Domino is a game of sliding tiles across the table to create a chain of connected ends, each showing one number. The shape of the chain develops at random depending on the placement and arrangement of the pieces, but each domino played to a double must be perpendicular to it, touching all sides of the pair. This simple rule makes the puzzles and games possible.
Dominos have been made from a wide variety of materials, including bone, silver lip ocean pearl oyster shell (mother of pearl), ivory, and a dark hardwood such as ebony with contrasting black or white pips inlaid or painted on them. They have also been made from a number of other natural materials, such as marble and soapstone; metals like brass and pewter; ceramic clay; and crystal and frosted glass. A typical European-style domino has a line in the middle to divide it visually into two squares, or ends. The value of each end is the number of pips it has, from six pips down to none or blank.
The most complex domino structures are often set up for display in a show, where builders compete to see who can create the most imaginative and spectacular domino reaction or effect before an audience of fans. These displays require great skill and planning, because the dominoes must be positioned precisely and paced correctly so that the first one to fall will nudge the next one exactly where it needs to go. Hevesh has worked on projects involving hundreds and even thousands of dominoes, and she says that one physical phenomenon is essential to making them work: gravitation. Gravity pulls each domino toward the ground, and this is what causes them to eventually topple over in long lines.
In storytelling, a well-paced scene is similar to a domino chain.

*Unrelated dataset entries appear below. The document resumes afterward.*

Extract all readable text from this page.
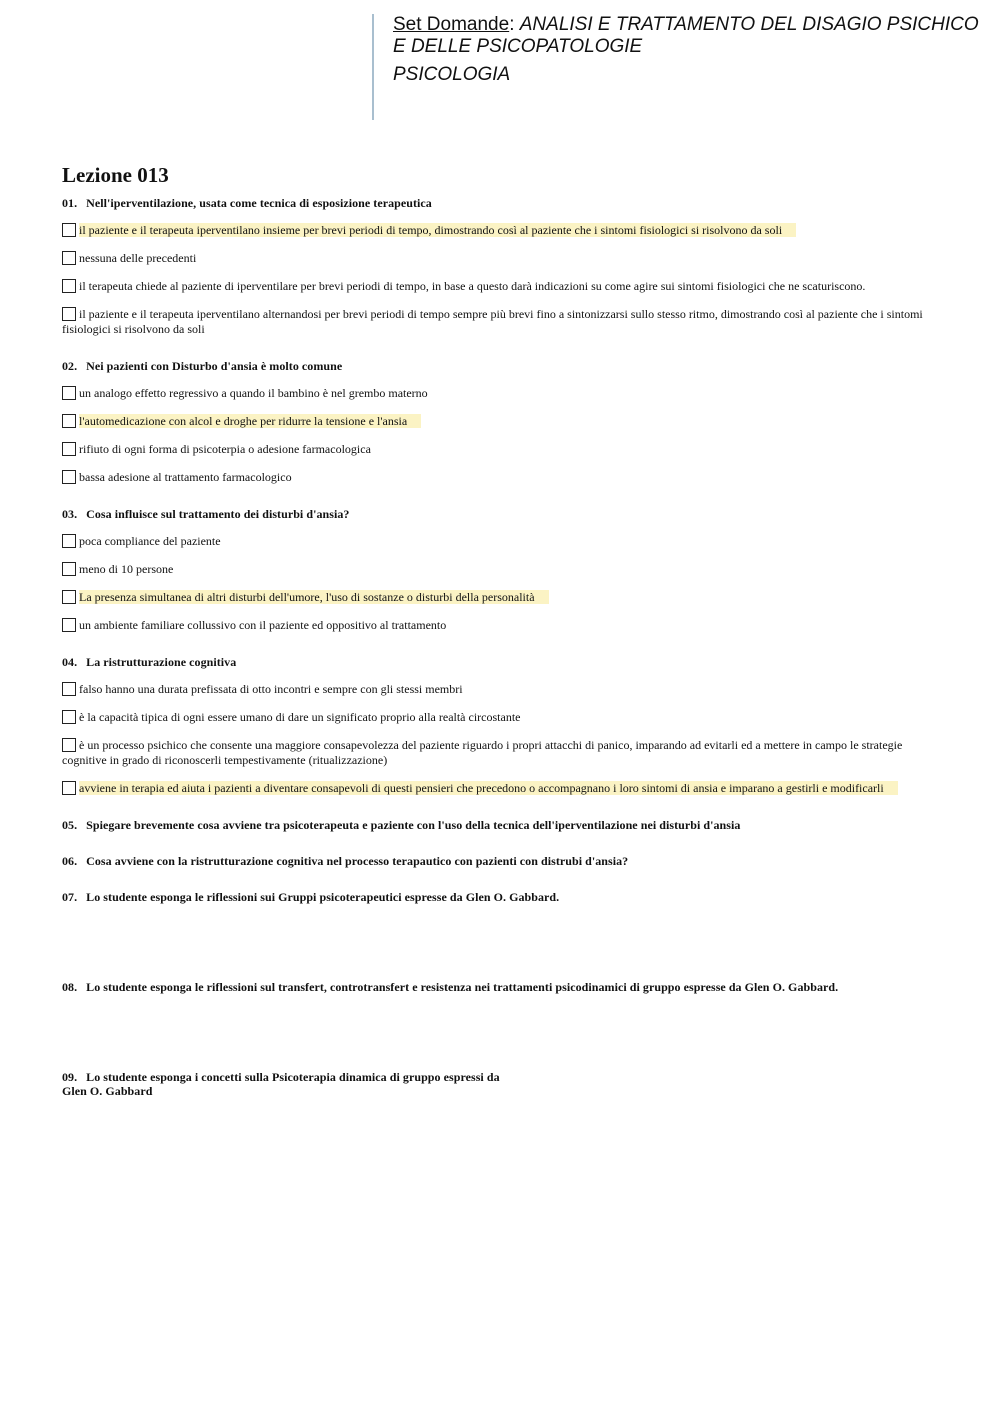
Set Domande: ANALISI E TRATTAMENTO DEL DISAGIO PSICHICO E DELLE PSICOPATOLOGIE
PSICOLOGIA
Lezione 013
01. Nell'iperventilazione, usata come tecnica di esposizione terapeutica
il paziente e il terapeuta iperventilano insieme per brevi periodi di tempo, dimostrando così al paziente che i sintomi fisiologici si risolvono da soli
nessuna delle precedenti
il terapeuta chiede al paziente di iperventilare per brevi periodi di tempo, in base a questo darà indicazioni su come agire sui sintomi fisiologici che ne scaturiscono.
il paziente e il terapeuta iperventilano alternandosi per brevi periodi di tempo sempre più brevi fino a sintonizzarsi sullo stesso ritmo, dimostrando così al paziente che i sintomi fisiologici si risolvono da soli
02. Nei pazienti con Disturbo d'ansia è molto comune
un analogo effetto regressivo a quando il bambino è nel grembo materno
l'automedicazione con alcol e droghe per ridurre la tensione e l'ansia
rifiuto di ogni forma di psicoterpia o adesione farmacologica
bassa adesione al trattamento farmacologico
03. Cosa influisce sul trattamento dei disturbi d'ansia?
poca compliance del paziente
meno di 10 persone
La presenza simultanea di altri disturbi dell'umore, l'uso di sostanze o disturbi della personalità
un ambiente familiare collussivo con il paziente ed oppositivo al trattamento
04. La ristrutturazione cognitiva
falso hanno una durata prefissata di otto incontri e sempre con gli stessi membri
è la capacità tipica di ogni essere umano di dare un significato proprio alla realtà circostante
è un processo psichico che consente una maggiore consapevolezza del paziente riguardo i propri attacchi di panico, imparando ad evitarli ed a mettere in campo le strategie cognitive in grado di riconoscerli tempestivamente (ritualizzazione)
avviene in terapia ed aiuta i pazienti a diventare consapevoli di questi pensieri che precedono o accompagnano i loro sintomi di ansia e imparano a gestirli e modificarli
05. Spiegare brevemente cosa avviene tra psicoterapeuta e paziente con l'uso della tecnica dell'iperventilazione nei disturbi d'ansia
06. Cosa avviene con la ristrutturazione cognitiva nel processo terapautico con pazienti con distrubi d'ansia?
07. Lo studente esponga le riflessioni sui Gruppi psicoterapeutici espresse da Glen O. Gabbard.
08. Lo studente esponga le riflessioni sul transfert, controtransfert e resistenza nei trattamenti psicodinamici di gruppo espresse da Glen O. Gabbard.
09. Lo studente esponga i concetti sulla Psicoterapia dinamica di gruppo espressi da
Glen O. Gabbard
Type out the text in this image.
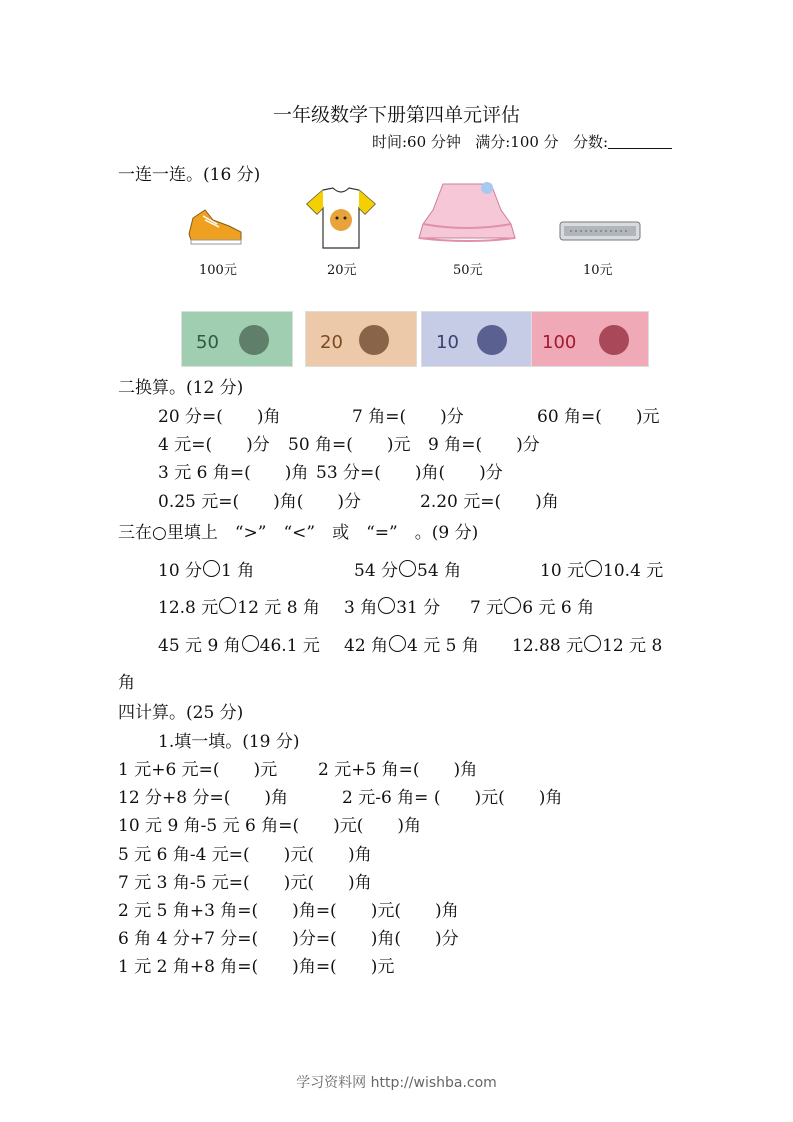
一年级数学下册第四单元评估
时间:60 分钟 满分:100 分 分数:
一连一连。(16 分)
100元	20元	50元	10元
50	20	10	100
二换算。(12 分)
20 分=(　　)角	7 角=(　　)分	60 角=(　　)元
4 元=(　　)分 50 角=(　　)元 9 角=(　　)分
3 元 6 角=(　　)角 53 分=(　　)角(　　)分
0.25 元=(　　)角(　　)分	2.20 元=(　　)角
三在○里填上　“>”　“<”　或　“=”　。(9 分)
10 分 1 角	54 分 54 角	10 元 10.4 元
12.8 元 12 元 8 角 3 角 31 分 7 元 6 元 6 角
45 元 9 角 46.1 元 42 角 4 元 5 角 12.88 元 12 元 8
角
四计算。(25 分)
1.填一填。(19 分)
1 元+6 元=(　　)元 2 元+5 角=(　　)角
12 分+8 分=(　　)角	2 元-6 角= (　　)元(　　)角
10 元 9 角-5 元 6 角=(　　)元(　　)角
5 元 6 角-4 元=(　　)元(　　)角
7 元 3 角-5 元=(　　)元(　　)角
2 元 5 角+3 角=(　　)角=(　　)元(　　)角
6 角 4 分+7 分=(　　)分=(　　)角(　　)分
1 元 2 角+8 角=(　　)角=(　　)元
学习资料网 http://wishba.com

Scenes in a story should progress the hero farther away or closer to their goal, but they shouldn’t be too long or too short; if they are too long they’ll feel like drudgery and will lose readers; if they are too short, they won’t be effective at revealing key information or raising tension.
If we look at scenes in a novel, each domino can represent something important that the hero needs to know or do in order to advance the plot or argument. If a scene doesn’t do that, it’s not necessary or compelling and should be eliminated or reduced.
As a writer, I’m more of a “pantser” than a plotter and use outlines to help me keep the plot moving along, but even for me, scenes that don’t advance the story or raise tension are ineffective dominoes and should be removed or reduced. I’m sure it will come as no surprise to you to learn that this is exactly the same process that the Domino Effect aims to help writers apply to their writing. These scene dominoes can be anything from a single, insignificant detail to the whole sequence of events that leads up to the climax of a story.